Я нехотя прикоснулся слегка губами к его нежной щечке, но вдруг лицо его сморщилось, губы сложились в горькую гримасу. Ребенок заплакал. Вероятно, я уколол его своей бородой или усами… Ведь не мог же он, разумеется, понять смысла моего холодного, недоброжелательного взгляда на него; не мог же он – этот кусок мяса – знать, что я вовсе-вовсе не рад его появлению, что без него мне было гораздо удобнее с Леночкой наслаждаться жизнью. «Началось!» – подумал я, глядя на плачущего ребенка. А, однако, знаменательно… Мой поцелуй заставил сына в первый раз заплакать…

Мать в ту же минуту взяла дитя, и дитя мигом утешилось на ее груди. С какою любовью, с каким восторгом Леночка смотрела на него! Конечно, я не мог ревновать Леночку к этому куску мяса, – но все-таки теперь, при взгляде на мать и ребенка, мне пришли в голову кое-какие мысли, не совсем лестные для моего самолюбия… Если бы в наше время существовало некое сказочное чудовище, если бы это чудовище потребовало для себя человеческой жертвы и если бы Леночку спросили, кем она готова пожертвовать – сыном или мной? то я вовсе не уверен, что не очутился бы в ужасной пасти этого чудовища…

– Не правда ли, Алеша, ведь он походит на тебя? – спросила Лена, с радостной, светлой улыбкой смотря на дитя, прильнувшее к ее груди.

Леночка смотрела на него так, как будто увидала в банковской таблице, что на наш билет выпал выигрыш по крайней мере тысяч в сорок. Я не разделял ее телячьих восторгов и находил, что предмет ее восторгов ровно ни на что не похож.

– Напротив, мне кажется, он скорее похож на тебя! – заметил я лишь для того, чтобы сказать что-нибудь. – У него глаза совершенно твои!

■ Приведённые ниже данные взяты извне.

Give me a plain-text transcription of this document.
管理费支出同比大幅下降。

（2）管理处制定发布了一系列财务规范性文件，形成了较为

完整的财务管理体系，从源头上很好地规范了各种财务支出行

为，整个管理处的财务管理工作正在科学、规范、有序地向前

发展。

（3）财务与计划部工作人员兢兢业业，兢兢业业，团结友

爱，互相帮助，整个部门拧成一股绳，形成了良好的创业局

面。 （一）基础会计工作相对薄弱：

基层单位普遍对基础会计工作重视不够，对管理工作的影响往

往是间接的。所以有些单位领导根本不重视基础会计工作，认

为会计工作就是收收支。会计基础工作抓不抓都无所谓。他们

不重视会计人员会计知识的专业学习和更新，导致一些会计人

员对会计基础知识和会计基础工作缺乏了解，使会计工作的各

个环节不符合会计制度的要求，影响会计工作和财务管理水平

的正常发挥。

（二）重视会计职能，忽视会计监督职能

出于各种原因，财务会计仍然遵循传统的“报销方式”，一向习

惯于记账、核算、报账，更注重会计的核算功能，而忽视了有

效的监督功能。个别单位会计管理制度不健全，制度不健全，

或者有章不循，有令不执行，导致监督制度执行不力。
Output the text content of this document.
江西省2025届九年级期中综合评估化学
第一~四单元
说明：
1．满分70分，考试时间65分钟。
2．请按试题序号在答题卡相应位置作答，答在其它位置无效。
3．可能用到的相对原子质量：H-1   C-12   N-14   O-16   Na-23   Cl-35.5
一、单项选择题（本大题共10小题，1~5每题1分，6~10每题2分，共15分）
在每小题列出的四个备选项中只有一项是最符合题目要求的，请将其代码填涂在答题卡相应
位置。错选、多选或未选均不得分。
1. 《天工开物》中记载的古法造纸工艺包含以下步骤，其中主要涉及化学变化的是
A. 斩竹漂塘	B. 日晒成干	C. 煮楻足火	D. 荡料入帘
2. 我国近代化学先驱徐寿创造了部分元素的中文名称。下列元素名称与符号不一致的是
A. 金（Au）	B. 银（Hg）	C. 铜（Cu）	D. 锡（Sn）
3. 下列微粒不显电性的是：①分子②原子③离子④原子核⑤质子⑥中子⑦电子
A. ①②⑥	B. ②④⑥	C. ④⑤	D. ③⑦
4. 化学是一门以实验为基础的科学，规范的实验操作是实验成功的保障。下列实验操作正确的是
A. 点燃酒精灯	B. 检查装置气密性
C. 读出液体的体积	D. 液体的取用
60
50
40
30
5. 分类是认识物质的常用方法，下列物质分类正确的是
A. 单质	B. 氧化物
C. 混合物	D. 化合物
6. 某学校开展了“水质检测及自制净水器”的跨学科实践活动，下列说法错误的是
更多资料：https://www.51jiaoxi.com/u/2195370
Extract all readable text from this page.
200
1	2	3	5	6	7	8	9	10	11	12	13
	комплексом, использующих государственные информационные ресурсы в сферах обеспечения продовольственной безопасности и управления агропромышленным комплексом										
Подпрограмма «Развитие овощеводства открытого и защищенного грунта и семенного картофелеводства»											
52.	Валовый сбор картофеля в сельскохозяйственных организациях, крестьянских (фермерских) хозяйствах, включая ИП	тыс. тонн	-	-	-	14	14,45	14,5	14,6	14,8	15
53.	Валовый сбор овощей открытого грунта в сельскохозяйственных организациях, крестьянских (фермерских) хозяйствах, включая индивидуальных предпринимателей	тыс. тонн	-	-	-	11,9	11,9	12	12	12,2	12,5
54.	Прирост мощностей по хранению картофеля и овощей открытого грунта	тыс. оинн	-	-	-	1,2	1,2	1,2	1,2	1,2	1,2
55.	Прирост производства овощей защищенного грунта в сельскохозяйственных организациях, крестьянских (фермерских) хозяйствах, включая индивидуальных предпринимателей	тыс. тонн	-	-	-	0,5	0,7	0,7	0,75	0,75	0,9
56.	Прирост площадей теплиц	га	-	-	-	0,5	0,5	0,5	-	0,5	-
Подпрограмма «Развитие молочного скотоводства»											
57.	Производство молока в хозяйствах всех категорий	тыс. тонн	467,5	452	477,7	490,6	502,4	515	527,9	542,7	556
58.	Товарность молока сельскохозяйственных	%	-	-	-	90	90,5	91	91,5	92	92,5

– Глаза… да! это правда… – любовно смотря на ребенка, промолвила Лена. – Но лицо твое, и волосики темные, и вьются – так же, как у тебя.

– Я слыхал, цвет волос у ребят меняется!..

– Алеша! Мы назовем его Александром!

– Как хочешь, милая! – поддакнул я.

И действительно, мне было решительно все равно, как ни назвать этот кричащий кусок мяса: Александром, Иваном или иначе…

Прошло две недели. За это время наш Саша (уже окрещенный) заболевал раза два или три. Приходилось звать доктора, да еще не одного, потому что первый доктор – серьезный молодой человек, – по мнению Лены, отнесся к Саше весьма невнимательно, – потрогал у него только животик да «пощелкал пальцем по спине» (ее собственные слова). Зато другой доктор, старичок, нам очень понравился. Он, собственно говоря, был ничуть не внимательнее первого, но опытнее и гораздо лукавее. Он похвалил ребенка.

– Какой славный, здоровый мальчуган! просто прелесть… – проговорил доктор.

Леночка нашла, что он ужасно знающий врач, и настояла на том, чтобы заплатить ему не менее трех рублей…

Жизнь моя окончательно выбилась из обычной колеи (впрочем, она выбилась еще раньше, с того момента, как я ввел Леночку в свой «дом»). После обеда я обыкновенно ложился отдыхать с газетой часа на полтора; интересно узнать: о чем потолковал император Вильгельм германский, с кем на свидание поехал итальянский министр Криспи, как поживает mister Гладстон и т. д. Строго-то говоря, мне до них не было никакого дела, но привычка… Отдохнувши, я отправлялся гулять, или к знакомым на винт, или наконец в Малый театр. Я всегда охотно любовался на бюсты (не знаменитых людей, разумеется, а на женские бюсты). Ночью, как всякий благонамеренный гражданин, я любил покой… А тут беготня за докторами, в аптеку, туда и сюда, ночью до меня иногда доносился детский плач. Все это, конечно, ужасно расстраивало меня.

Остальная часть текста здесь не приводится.